The NIH Doesn't Fund Small Crappy Trials

Simpson's paradox in the wild

Jun 05, 2024

One of the most important things the NIH does is fund clinical trials. The life expectancy gains from progress in medicine are at least as valuable as all consumption gains over the 20th century, and the NIH’s contribution to this progress is significant. They fund several hundred trials a year directly and indirectly support many thousands more with early results and basic research.

Because of this importance, the NIH’s clinical trial enterprise rightly receives a lot of focus from science policy researchers and advocates. One common narrative in this group is that the NIH funds too many “small crappy trials.” That quote is from a FDA higher up, but the story has been repeated by many others.

The idea is that the NIH is particularly likely to fund low sample size trials with poor targeting that may not even be randomized. Each of these trials produces little to no scientific value while the sum of their parts — combining all the enrollment into one big trial — would be enough to answer some important medical questions. The NIH continues to fund these crappy trials because the priorities of the researchers proposing these trials are misaligned with the social value of their research. They can get a publication out of their trial whether we learn something important or not.

This narrative is compelling and does point out some real incentive problems in the NIH’s researcher guided funding model but does it hold up in the data?

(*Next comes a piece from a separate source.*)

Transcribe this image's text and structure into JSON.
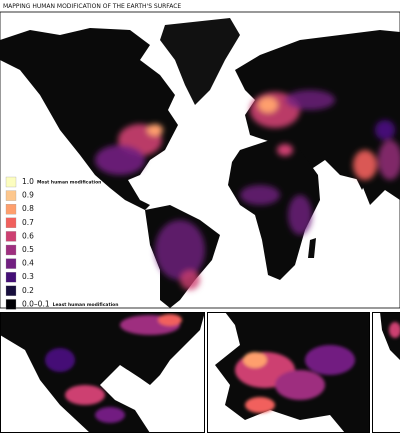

I downloaded all of the clinical trial data from ClinicalTrials.gov to find out. The data here track the funder of the trial, the enrollment, the study design and several other variables. Plotting out the average enrollment in interventional trials by funder provides evidence for the narrative that NIH trials are small.

The graph above is on a log scale because there are some huge outlier trials like the Phase-4 AstraZeneca Covid-19 trial which has a listed enrollment of 18 million.

The median NIH funded trial has 48 participants while the median industry funded trial has 67. The average NIH funded trial has 288 participants while the average industry trial has 335 and the average “Other” funded trial (mostly universities and the associated hospitals) has 923 participants.

By median or by average NIH trials are the smallest out of all the funders. This seems to confirm the “small crappy trials” narrative, at least partly. You need a sample size bigger than 48 to detect anything except the largest effects so trials of this size are likely to be underpowered or, in other words, crappy.

This narrative is reversed, however, when you split up the trials by phase.

Across all trials NIH funded ones are the smallest, but within each phase NIH trials are the largest or second largest. Their overall small enrollment average is just due to the fact that they fund more Phase I trials than Phase III. But NIH Phase I trials have a bigger sample size than industry funded trials on average.

This is an example of Simpson’s Paradox in the wild!

Arguing that the NIH should stop funding unusually small trials is easy but arguing that they should shift from funding the Phase I trials closest to basic research towards later stage trials is less clear.

The NIH’s clinical trial strategy is certainly not perfect and improving it is valuable. But a systematic bias towards “small crappy trials” doesn’t really seem like it’s an important problem facing the NIH.